Community development learning
A developmental process that is both a collective and an individual activity, based on the sharing of skills, awareness, knowledge, and experience in order to bring about sustainable desired outcomes.
Community development practitioner
A person doing community development work as a paid worker, unpaid worker, group member, community activist or volunteer.
Community Engagement
A way to build and sustain relationships within and between communities, community groups or organisations, public sector, third sector and other agencies.
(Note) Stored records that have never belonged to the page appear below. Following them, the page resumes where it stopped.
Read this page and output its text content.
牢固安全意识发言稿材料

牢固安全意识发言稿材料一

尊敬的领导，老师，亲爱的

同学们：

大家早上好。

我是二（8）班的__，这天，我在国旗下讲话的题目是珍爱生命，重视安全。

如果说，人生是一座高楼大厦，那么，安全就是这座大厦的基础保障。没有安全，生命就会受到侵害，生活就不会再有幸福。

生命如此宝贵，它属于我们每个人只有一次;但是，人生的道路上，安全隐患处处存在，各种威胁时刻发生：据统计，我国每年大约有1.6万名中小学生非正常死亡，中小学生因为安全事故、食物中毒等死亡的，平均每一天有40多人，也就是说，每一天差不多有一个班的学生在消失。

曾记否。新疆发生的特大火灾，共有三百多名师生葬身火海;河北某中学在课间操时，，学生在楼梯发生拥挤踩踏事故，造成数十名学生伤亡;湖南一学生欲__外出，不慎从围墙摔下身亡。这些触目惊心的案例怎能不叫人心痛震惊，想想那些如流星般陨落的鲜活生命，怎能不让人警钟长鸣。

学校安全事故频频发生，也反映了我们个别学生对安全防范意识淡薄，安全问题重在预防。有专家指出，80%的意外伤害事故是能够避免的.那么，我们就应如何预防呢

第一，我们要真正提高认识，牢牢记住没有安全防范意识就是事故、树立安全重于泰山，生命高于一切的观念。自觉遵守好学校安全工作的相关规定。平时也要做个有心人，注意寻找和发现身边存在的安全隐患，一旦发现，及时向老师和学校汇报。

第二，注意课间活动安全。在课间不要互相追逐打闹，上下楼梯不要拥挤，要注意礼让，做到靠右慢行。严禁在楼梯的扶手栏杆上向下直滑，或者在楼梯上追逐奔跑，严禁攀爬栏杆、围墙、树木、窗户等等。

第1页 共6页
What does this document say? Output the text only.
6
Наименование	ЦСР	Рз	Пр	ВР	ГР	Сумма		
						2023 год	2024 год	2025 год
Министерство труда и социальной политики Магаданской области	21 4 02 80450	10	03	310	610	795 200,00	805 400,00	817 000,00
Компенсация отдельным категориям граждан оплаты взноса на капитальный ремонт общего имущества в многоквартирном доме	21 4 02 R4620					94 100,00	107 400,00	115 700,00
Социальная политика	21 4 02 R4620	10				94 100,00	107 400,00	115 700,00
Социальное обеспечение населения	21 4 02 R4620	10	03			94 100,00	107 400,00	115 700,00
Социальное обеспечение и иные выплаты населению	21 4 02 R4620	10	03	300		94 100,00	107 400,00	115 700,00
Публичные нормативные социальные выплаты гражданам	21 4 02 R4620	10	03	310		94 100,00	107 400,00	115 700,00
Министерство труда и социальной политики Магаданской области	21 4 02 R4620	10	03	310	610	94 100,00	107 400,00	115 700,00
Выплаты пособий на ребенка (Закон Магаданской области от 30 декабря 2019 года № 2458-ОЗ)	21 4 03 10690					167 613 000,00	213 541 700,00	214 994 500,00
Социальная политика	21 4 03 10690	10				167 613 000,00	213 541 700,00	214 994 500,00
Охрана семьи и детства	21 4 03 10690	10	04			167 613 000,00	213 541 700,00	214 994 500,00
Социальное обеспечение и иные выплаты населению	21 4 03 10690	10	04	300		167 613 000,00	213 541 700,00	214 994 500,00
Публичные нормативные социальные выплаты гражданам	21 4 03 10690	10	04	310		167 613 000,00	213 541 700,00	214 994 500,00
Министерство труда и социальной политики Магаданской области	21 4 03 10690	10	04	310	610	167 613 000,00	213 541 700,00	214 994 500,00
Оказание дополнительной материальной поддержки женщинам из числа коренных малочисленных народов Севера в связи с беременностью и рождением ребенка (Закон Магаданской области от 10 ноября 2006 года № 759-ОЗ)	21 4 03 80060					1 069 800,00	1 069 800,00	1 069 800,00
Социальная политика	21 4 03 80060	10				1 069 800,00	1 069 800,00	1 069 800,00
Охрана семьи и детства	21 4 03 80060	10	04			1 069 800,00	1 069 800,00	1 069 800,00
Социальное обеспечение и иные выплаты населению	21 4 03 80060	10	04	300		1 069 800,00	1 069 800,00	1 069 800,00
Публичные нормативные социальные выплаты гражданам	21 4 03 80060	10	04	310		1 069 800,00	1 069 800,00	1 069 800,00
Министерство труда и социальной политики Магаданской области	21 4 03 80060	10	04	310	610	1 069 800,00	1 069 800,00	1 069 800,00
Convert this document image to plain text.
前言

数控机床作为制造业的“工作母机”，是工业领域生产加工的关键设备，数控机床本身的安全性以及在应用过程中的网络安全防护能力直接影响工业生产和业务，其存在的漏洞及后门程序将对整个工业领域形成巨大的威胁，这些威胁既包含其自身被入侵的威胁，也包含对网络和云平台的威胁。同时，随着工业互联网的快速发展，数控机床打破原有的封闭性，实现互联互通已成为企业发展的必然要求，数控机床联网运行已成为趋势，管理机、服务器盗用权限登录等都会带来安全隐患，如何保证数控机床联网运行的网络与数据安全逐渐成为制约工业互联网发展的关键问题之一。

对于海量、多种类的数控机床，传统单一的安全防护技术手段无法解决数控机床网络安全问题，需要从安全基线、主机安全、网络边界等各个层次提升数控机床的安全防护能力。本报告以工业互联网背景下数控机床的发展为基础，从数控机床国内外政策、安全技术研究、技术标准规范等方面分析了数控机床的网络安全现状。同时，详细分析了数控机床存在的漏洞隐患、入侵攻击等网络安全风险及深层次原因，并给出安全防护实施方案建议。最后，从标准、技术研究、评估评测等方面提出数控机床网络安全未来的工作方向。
It provides a foundation for collaboration helping them to understand and collectively take action.
Co-production
Delivering products and services in an equal and reciprocal relationship between service providers, users and the communities in which they live.
Empowerment
A process where people gain control (eg confidence, knowledge, skills, resources) to affect decisions impacting on their communities.
Learning
Can be informal, formal and non-formal:
- Informal refers to experiential and personal learning
- Formal learning refers to what we gain from courses, academic studies and continual professional development
- Non-formal education is that which can be informal or formal but occurs in non-traditional settings e.g. in communities.
Organisation
Any collection of people in the community, voluntary, public and private sectors and any hybrid configuration across these sectors. It refers to community groups, charities, community and social enterprises, statutory agencies, businesses.
Resources
This covers any physical or human resource that supports the community development process and could include technical equipment, IT-based resources, buildings, sources of specialist knowledge, local assets
Support
The work a community development practitioner may undertake to ensure the group can pursue its aims. The types of activities may include: providing information, moral and motivational encouragement, researching particular topics, identifying sources of help, listening to group members' ideas and thought processes and reflecting them back, facilitating decision-making, acting as an advocate, coach, mentor, critical friend.
Technology
This refers to both hardware and online tools/apps which can be used in practice and communication (including social media).